When this reaction occurred, the local discourse was exclusively on the role of the new T&T Government in jeopardizing the Dragon Deal. Foolishly, there was absolutely no analysis as to what the reaction from Caracas implied had we gotten such a deal through a Maduro/Rowley-Young arrangement.
The stance by Venezuela in late 2025 highlighted what might be called the “security trap” that T&T deliberately and naively sought to place ourselves in.
To keep the potential for Dragon gas, T&T had to remain a passive partner in Venezuelan affairs, often at the expense of our relationship with Guyana, and our own border security and humanitarian standing. This is a clear and logical conclusion based on the evidence before us.
Let’s now take this a step further.
What is again incontrovertible is that between Venezuela and Trinidad is a major narco transshipment route. Large shipments of cocaine and illegal firearms move into T&T from Venezuela. This has been established since the Scott Drug Report.
If we are to judge by the way we handled the migrant situation it is reasonable to suggest that had the Dragon deal been fully operational under Maduro’s tenure, the facilitation of the drug trade would likely have intensified.
The infrastructure of the subsea pipeline would have required a shared security zone. Given the documented involvement of the Venezuelan security and energy sector apparatus in the drug trade and money laundering, this shared security zone could be inadvertently used to provide further cover for smuggling vessels to operate.
To address the trade, T&T would have needed to share intelligence about Venezuelan actors with the United States as we have been recently doing. This would of course be a risky approach if we were dependent on Maduro for an increasing percentage of our gas supply.
You may see this as speculation, but I am positioning it as a logical extension of the architecture we were building. One would be hardpressed to come to an alternative conclusion.
The Dragon gas deal as previously constructed was not just a gas supply contract. It bounded us to a Venezuelan regime that was rogue by any standard of measurement. The events of January 2026 have dismantled that tether. They have also revealed the scale of the criminal enterprise even if you wish to be naïve and ignore the direct involvement of Maduro and his inner circle.
What remains is the question of intellectual honesty. I am referring to the political, editorial and analyst class in T&T that accepted these earlier compromises on the basis of sovereignty.
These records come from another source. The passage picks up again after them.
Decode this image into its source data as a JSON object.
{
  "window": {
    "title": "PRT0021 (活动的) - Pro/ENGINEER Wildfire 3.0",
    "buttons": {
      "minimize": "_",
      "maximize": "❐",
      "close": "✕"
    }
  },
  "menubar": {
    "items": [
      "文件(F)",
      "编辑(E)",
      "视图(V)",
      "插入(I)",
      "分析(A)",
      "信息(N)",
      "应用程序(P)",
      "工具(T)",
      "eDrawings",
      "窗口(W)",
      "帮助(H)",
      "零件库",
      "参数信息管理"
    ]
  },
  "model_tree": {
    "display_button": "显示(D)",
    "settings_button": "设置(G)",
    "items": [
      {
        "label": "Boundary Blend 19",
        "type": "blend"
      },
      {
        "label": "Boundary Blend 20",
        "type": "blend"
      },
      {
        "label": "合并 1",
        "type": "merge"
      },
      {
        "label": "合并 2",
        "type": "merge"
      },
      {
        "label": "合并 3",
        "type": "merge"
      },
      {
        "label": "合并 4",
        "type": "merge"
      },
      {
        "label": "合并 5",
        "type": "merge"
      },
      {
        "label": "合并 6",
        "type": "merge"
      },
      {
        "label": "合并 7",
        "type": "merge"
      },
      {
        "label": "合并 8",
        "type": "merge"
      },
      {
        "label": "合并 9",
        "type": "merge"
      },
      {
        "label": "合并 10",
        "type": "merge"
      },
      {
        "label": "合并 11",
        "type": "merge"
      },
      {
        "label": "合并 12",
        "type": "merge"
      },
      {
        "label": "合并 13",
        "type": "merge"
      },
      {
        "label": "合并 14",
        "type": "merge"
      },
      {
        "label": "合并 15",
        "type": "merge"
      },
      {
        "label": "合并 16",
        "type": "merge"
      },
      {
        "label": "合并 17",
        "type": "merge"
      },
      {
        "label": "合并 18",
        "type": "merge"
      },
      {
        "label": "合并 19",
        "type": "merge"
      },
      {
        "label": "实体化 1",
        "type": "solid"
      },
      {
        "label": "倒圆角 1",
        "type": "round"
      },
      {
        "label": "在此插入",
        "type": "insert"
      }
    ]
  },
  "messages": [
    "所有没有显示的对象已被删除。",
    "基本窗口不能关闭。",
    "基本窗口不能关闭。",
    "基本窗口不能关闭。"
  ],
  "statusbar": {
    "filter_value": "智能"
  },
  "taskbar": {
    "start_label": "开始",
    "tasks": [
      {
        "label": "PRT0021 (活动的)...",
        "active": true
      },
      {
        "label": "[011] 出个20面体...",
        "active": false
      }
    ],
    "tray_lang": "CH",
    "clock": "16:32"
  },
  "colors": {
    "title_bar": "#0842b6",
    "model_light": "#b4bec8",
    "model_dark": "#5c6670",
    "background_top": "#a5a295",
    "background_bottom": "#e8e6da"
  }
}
Those that dismissed concerns about El Aissami’s designation, that rationalised engagement with a regime the ICC found reasonable grounds to believe committed crimes against humanity, that facilitated a drug trafficking network.
Many of these people now have an issue with working with the United States in pursuit of our national and energy security. Curiously, the discussion that we are a soverign nation who reserves the right to align ourselves with our best interests is no longer seen as appropriate when the alignment is through the current administration and with the United States. Maybe it’s time to drop the herd mentality and exercise some critical thinking.